Members of the U.S. House voted 269-156 Thursday to pass a bill that would increase the estate tax exemption to $5 million per individual, or $10 million for a married couple.

The bill that passed, an amended version of H.R. 5638, would set the estate tax rate at a level equal to the capital gains tax rate for estates with $5 million to $25 million in assets, and it would set the estate tax rate at twice the level of the capital gains tax rate for estates with more than $25 million in assets, according to the bill text.

The current capital gains tax rate is 15%. The rate is scheduled to jump up to 20% in 2011.

Rep. Jim McDermott, D-Wash. observed during floor debate about the bill that “scarcely a dozen” House members were actually in the chamber. He said the rest, watching on television from their offices, were seeing “not the House of Representatives but the theater of the absurd.”

The estate tax was started by a “public-spirited Republican,” Teddy Roosevelt, McDermott said.

“It is used as way to finance the things that we think we ought to do,” McDermott said. “You talk about the calls you receive from you district. Bill Gates called me, and he said, ‘Don’t vote for estate tax repeal.’”

Rep. Bill Thomas, R-Calif., chairman of the House Ways and Means Committee and primary author of the bill, said Gates’ call was misplaced.

“We are not voting to repeal the death tax,” Thomas said. “We are producing a compromise which will be passed by this House and move to the other chamber.”

Thomas said new version of H.R. 5638 passes the “Goldilocks test.”

“For some it’s too hot, for some it’s too cold,” Thomas said. “It sounds to me like we’ve got a compromise that might have chance at being passed by the U.S. Senate.”

Rep.

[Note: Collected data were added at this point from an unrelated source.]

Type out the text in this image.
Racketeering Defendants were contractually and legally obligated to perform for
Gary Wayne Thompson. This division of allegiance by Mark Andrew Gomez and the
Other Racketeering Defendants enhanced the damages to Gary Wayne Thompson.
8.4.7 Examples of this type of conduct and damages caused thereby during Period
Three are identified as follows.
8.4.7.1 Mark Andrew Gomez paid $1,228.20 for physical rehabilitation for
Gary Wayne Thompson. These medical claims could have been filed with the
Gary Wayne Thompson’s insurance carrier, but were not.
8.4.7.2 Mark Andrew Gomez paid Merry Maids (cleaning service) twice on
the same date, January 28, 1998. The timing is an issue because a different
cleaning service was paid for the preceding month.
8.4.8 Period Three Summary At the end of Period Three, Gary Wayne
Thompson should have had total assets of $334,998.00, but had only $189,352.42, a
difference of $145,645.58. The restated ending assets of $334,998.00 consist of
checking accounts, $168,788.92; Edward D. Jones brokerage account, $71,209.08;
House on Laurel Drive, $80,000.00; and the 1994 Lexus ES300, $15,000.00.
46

Richard Neal, D-Mass., referring to an advertising campaign backed by the Coalition for America’s Priorities, a group that is believed to have support from the life insurance industry, said H.R. 5638 should be called “the Paris Hilton Tax Relief Act.”

“She will be in great spirits this evening when she finds out that the Republican party has come to her aid again,” Neal said. “This Congress has bent over backwards to help the richest in this country. Is there no end to this?”

Many members of the House and Senate have concerns about the effects of estate tax changes on federal revenue.

The new version of H.R. 5638 might eliminate about $283 billion in federal revenue from 2006 to 2016, according to the Joint Committee on Taxation.

In the Senate, a key step will be a vote that will determine whether supporters of the H.R. 5638 compromise can round up 60 votes to pass a “cloture motion,” or limit on debate on the bill. If opponents can persuade 40 senators to oppose the cloture motion, then the threat of endless debate could kill the bill.

In a note to investors, Joe Lieber of Washington Analysis, Washington, says H.R. 5638 “faces an uphill battle” for Senate passage.

“We believe Senate Minority Leader Harry Reid, D-Nev., will put the utmost pressure on fellow Senate Democrats to oppose this new revamped measure due to its high cost and Democrats’ desire not to give the Republicans a victory on such a major item this close to the election.”

However, even defeat of a cloture motion in the Senate is unlikely to end legislative debate and action on the estate tax issue.

Insurance industry lobbyists and congressional staffers say Sen. William Frist, R-Tenn., Senate majority leader, is considering a number of other approaches to get a proposal Senate Republicans can support through Congress if H.R. 5638 fails to get through the Senate.

Strategies for passing an estate tax measure could include attaching the bill to must-do pension legislation, or adding the measure to legislation backed by the Democrats that would raise the minimum wage to $7.25.

Senate Democrats appear to be supporting a proposal that would use the current-law rules for 2009 to create a permanent change in the estate tax system.

Under current law, the per-spouse exemption will be $3.5 million in 2009, and the maximum tax rate will be 45% rate.

The exemption for 2006 is $2 million per person and the maximum tax rate is 46%.

Under current law, the estate tax would be repealed in 2010. But, unless the law is renewed, the tax would revert to 2001 levels in 2011. That would push the estate tax exemption down to $1 million and increase the maximum tax rate to 55%.

The insurance industry is coalescing around legislation that would establish a $2.5 million-per-person exemption and a 45% maximum tax rate.